Writing is kind of like gardening. When I first started my novel, FLOURISH, the words came together like new seeds sprinkled in the dirt. Then I realized I had to amend the soil, add some nutrients to make it richer, and as with any shrub or flower, it takes time to see it grow to its full potential with an abundance of robust, colorful blooms. FLOURISH, which I wrote about in my first blog post, is now finished and sitting on my computer, taking a rest. Or to be more honest, I’m taking a rest from it. After almost three years, I need to step back, give it some time to set, and then come back with fresh eyes and decide whether it blossoms are vibrant enough.

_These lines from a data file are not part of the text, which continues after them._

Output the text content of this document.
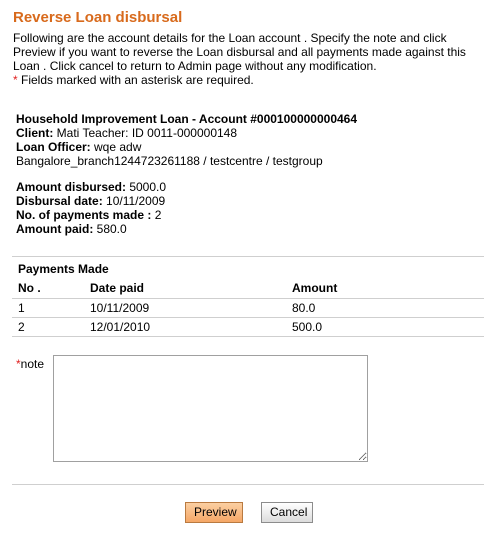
Reverse Loan disbursal

Following are the account details for the Loan account . Specify the note and click Preview if you want to reverse the Loan disbursal and all payments made against this Loan . Click cancel to return to Admin page without any modification.

* Fields marked with an asterisk are required.

Household Improvement Loan - Account #000100000000464

Client: Mati Teacher: ID 0011-000000148

Loan Officer: wqe adw

Bangalore_branch1244723261188 / testcentre / testgroup

Amount disbursed: 5000.0

Disbursal date: 10/11/2009

No. of payments made : 2

Amount paid: 580.0

Payments Made

No .	Date paid	Amount
1	10/11/2009	80.0
2	12/01/2010	500.0
*note
Preview	Cancel
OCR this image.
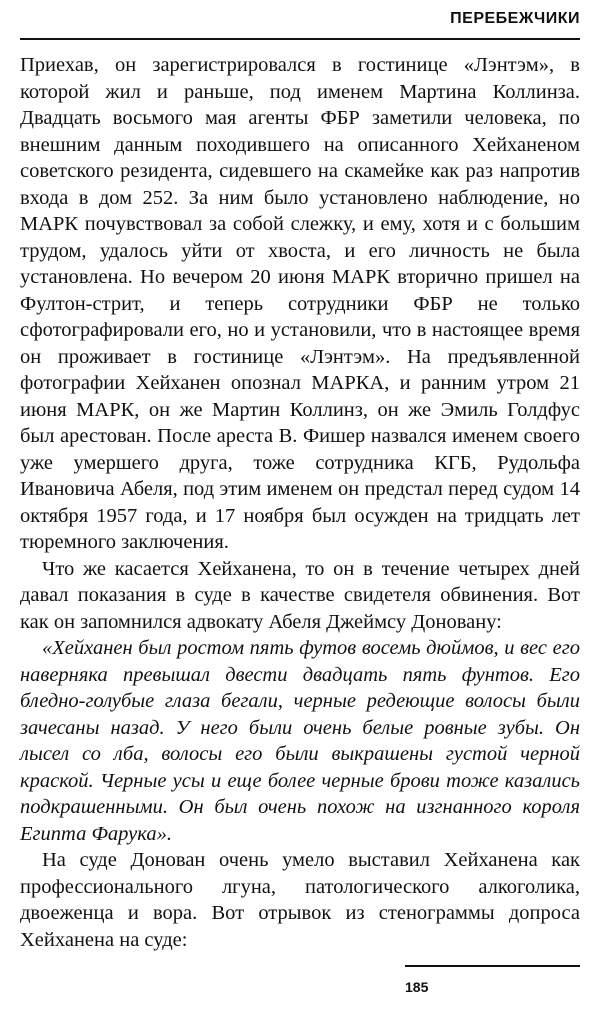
ПЕРЕБЕЖЧИКИ

Приехав, он зарегистрировался в гостинице «Лэнтэм», в которой жил и раньше, под именем Мартина Коллинза. Двадцать восьмого мая агенты ФБР заметили человека, по внешним данным походившего на описанного Хейханеном советского резидента, сидевшего на скамейке как раз напротив входа в дом 252. За ним было установлено наблюдение, но МАРК почувствовал за собой слежку, и ему, хотя и с большим трудом, удалось уйти от хвоста, и его личность не была установлена. Но вечером 20 июня МАРК вторично пришел на Фултон-стрит, и теперь сотрудники ФБР не только сфотографировали его, но и установили, что в настоящее время он проживает в гостинице «Лэнтэм». На предъявленной фотографии Хейханен опознал МАРКА, и ранним утром 21 июня МАРК, он же Мартин Коллинз, он же Эмиль Голдфус был арестован. После ареста В. Фишер назвался именем своего уже умершего друга, тоже сотрудника КГБ, Рудольфа Ивановича Абеля, под этим именем он предстал перед судом 14 октября 1957 года, и 17 ноября был осужден на тридцать лет тюремного заключения.

Что же касается Хейханена, то он в течение четырех дней давал показания в суде в качестве свидетеля обвинения. Вот как он запомнился адвокату Абеля Джеймсу Доновану:

«Хейханен был ростом пять футов восемь дюймов, и вес его наверняка превышал двести двадцать пять фунтов. Его бледно-голубые глаза бегали, черные редеющие волосы были зачесаны назад. У него были очень белые ровные зубы. Он лысел со лба, волосы его были выкрашены густой черной краской. Черные усы и еще более черные брови тоже казались подкрашенными. Он был очень похож на изгнанного короля Египта Фарука».

На суде Донован очень умело выставил Хейханена как профессионального лгуна, патологического алкоголика, двоеженца и вора. Вот отрывок из стенограммы допроса Хейханена на суде:

185
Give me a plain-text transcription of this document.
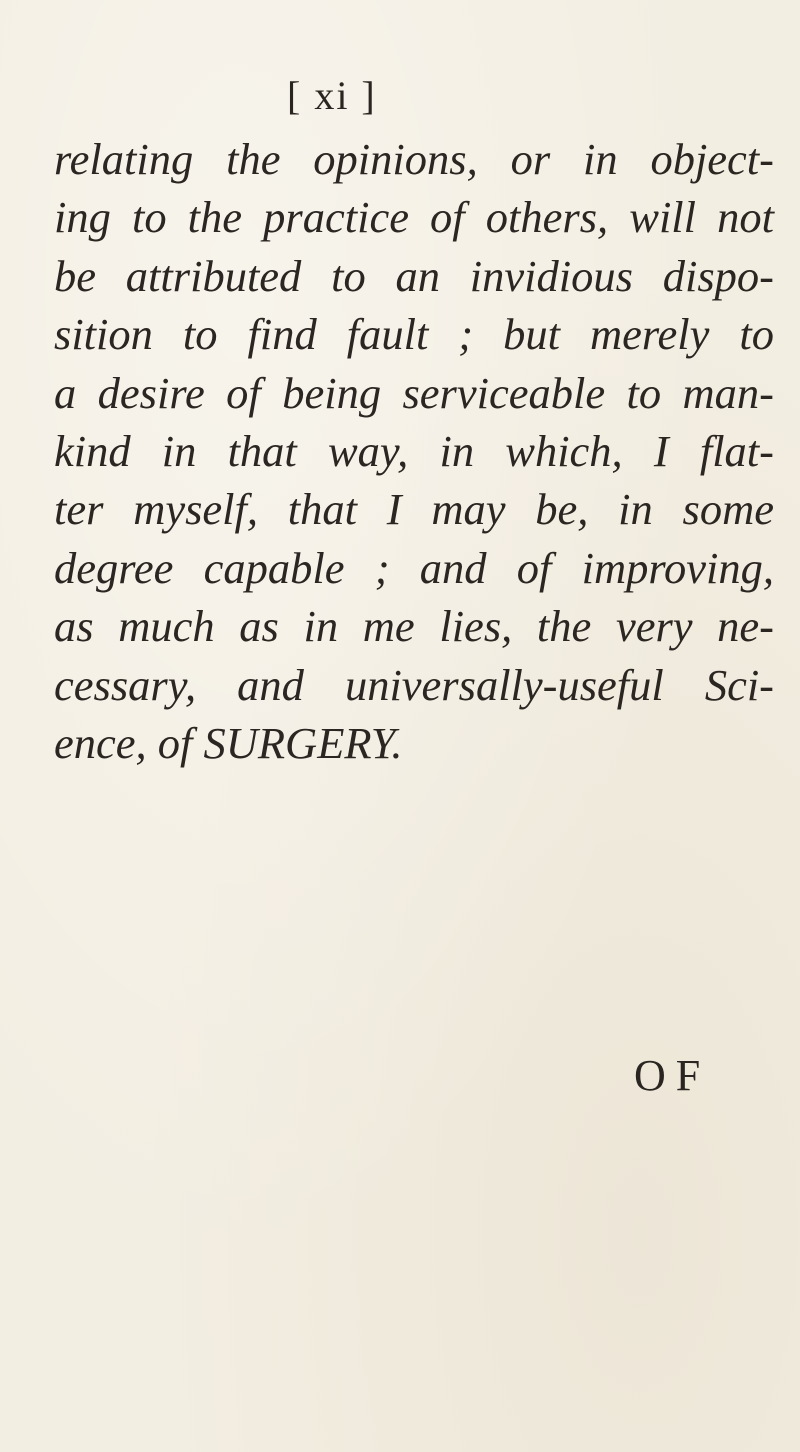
[ xi ]
relating the opinions, or in object-
ing to the practice of others, will not
be attributed to an invidious dispo-
sition to find fault ; but merely to
a desire of being serviceable to man-
kind in that way, in which, I flat-
ter myself, that I may be, in some
degree capable ; and of improving,
as much as in me lies, the very ne-
cessary, and universally-useful Sci-
ence, of SURGERY.
OF
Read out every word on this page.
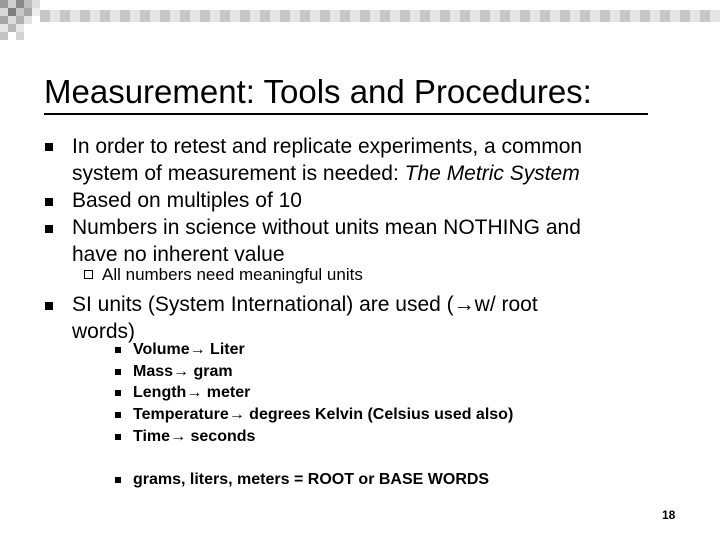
Measurement: Tools and Procedures:
In order to retest and replicate experiments, a common
system of measurement is needed: The Metric System
Based on multiples of 10
Numbers in science without units mean NOTHING and
have no inherent value
All numbers need meaningful units
SI units (System International) are used (→w/ root
words)
Volume→ Liter
Mass→ gram
Length→ meter
Temperature→ degrees Kelvin (Celsius used also)
Time→ seconds
grams, liters, meters = ROOT or BASE WORDS
18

In the meantime, I’ve gone back to a story which had its seeds planted several years ago. I was on vacation when my sister-in-law, Roni, told me about an oil painting that had hung in her parents’ house for many years, how she found the artist and what ensued. Immediately my brain started clicking and I set off writing. But, then I got involved with FLOURISH and set the painting off to the side.
Do you ever wonder where writers get their ideas from? I do. Sure, there are memoirs, quite an abundance of them now, but there are so many other stories with great characters and plots. One of my favorites, The Art of Racing in the Rain, is brilliant. I imagine the author, Garth Stein, is a dog lover since his narrator is a dog. I can just imagine Stein sitting on his couch one night petting his pooch and wondering what’s going on in his mind. Maybe Stein had some family trouble, as in the novel, or maybe he read about a similar situation in the newspaper. However he came up with his story-line and characters he wrote a fabulous book, one I recommend highly. You can’t help but fall in love with Enzo, an insightful lab-terrier mix. And if you know how he came up with his story, please tell me.
While waiting for FLOURISH to set, Roni’s painting is blossoming into a new novel. I’ve taken the idea of her oil and am scattering its seeds, centering it around a family secret held for 85 years. I’ve got plans as to where the story will go, but new buds are popping up where I never expected, and suddenly I’ve got a new character. We just met and I’m not sure how much she’s going to play a part in the novel. I’ll keep writing and find out. My pen will let me know.
I realize this post, again, doesn’t have a fitness tip. It’s the literary part of The Literary Leotard. For those of you who wait for my exercises, I promise my next post will be about core strength. In the meantime, stop for a moment and observe your posture. Are you slouching? Is your belly sticking out? How about your head? Is your neck pushing forward? Okay – readjust. Pull your abdominals in, roll your shoulders back, retract your head – sit up! You’ll feel a bit taller and even more important; you’ll be helping your spine. Make it long. I’ve found the more you sit or stand erect, you not only look more confident, you feel it.